As I said, I played a convincing role at the levaya and during the shiva, for my children.  There were no tears, as they had all been spilled during those years of misery and enslavement.  My children are loving and wonderful people, and I have no regrets for the 50 years during which I kept quiet.

What I do regret is what a waste my life has been and my mind races with thoughts of what I have to look forward. I am not a mean person, and I never wished death on him, but am I despicable for the thoughts and the joy that fill my life now that he’s gone?


Dear Friend,

First, let me express my condolences to your children on the loss of their loving and devoted father.  That he was a wonderful father to them alone makes him worthy of that recognition.  To you I say, “Boruch Dayan HaEmes.” This is your “Yovel” year and you have earned the right to enjoy the rest of your life as you wish.  I can only imagine the mental anguish you went through all those years and commend you for your discretion and your ability to keep it to yourself without losing your sanity.

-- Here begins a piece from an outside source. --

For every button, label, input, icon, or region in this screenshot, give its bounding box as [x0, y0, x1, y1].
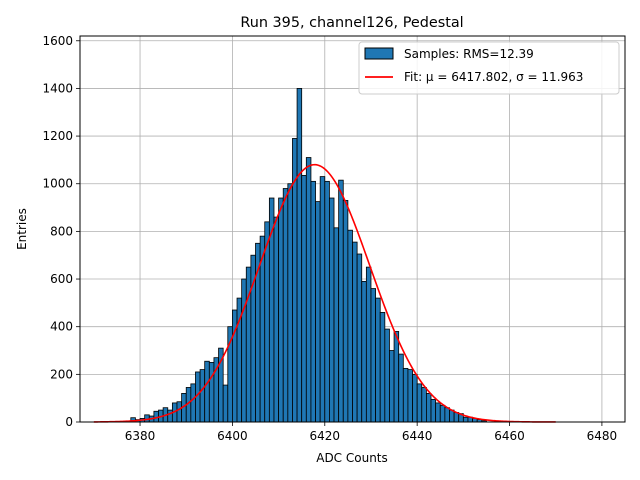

You are correct that this is what allowed your children to grow up healthy and mentally sound without any emotional baggage to take into their own marriages.

Judge you adversely, dear friend?  Hardly. It is not my place to pass judgement; surely you know this from the first response I sent you those many years ago.  I cautioned you on three things, the first of which was the possibility of your abusive husband turning on your children in time as well.  The second was that verbal abuse may turn into physical violence. I warned you to be aware of the danger in which you would be placing yourself and your children, and that you should come up with an exit plan should that happen.  And, lastly, I encouraged you to speak to a professional, someone who could help you formulate your options and help you make the right decisions.  That was all I could offer you then, based on the tone and content of your letter.  That you chose to stay and make this sacrifice on your children’s behalf is nothing short of noble.  In that zechus, Hakodosh Boruch Hu stood behind you and lifted you up, giving you the strength not to fall.  Not everyone would be able to withstand what you did.

Sad and joy are both three letter words separated by a universe of interpretation.  All of us find different levels and meanings to those words and though they are polar opposites, on rare occasions, one can experience both simultaneously.  May the joy outweigh the sad memories in the coming days. You have defiantly earned the right to look forward to a bright and happy future.  Don’t look back; rather look ahead to enjoying your golden years with your children and grandchildren in peace and good health.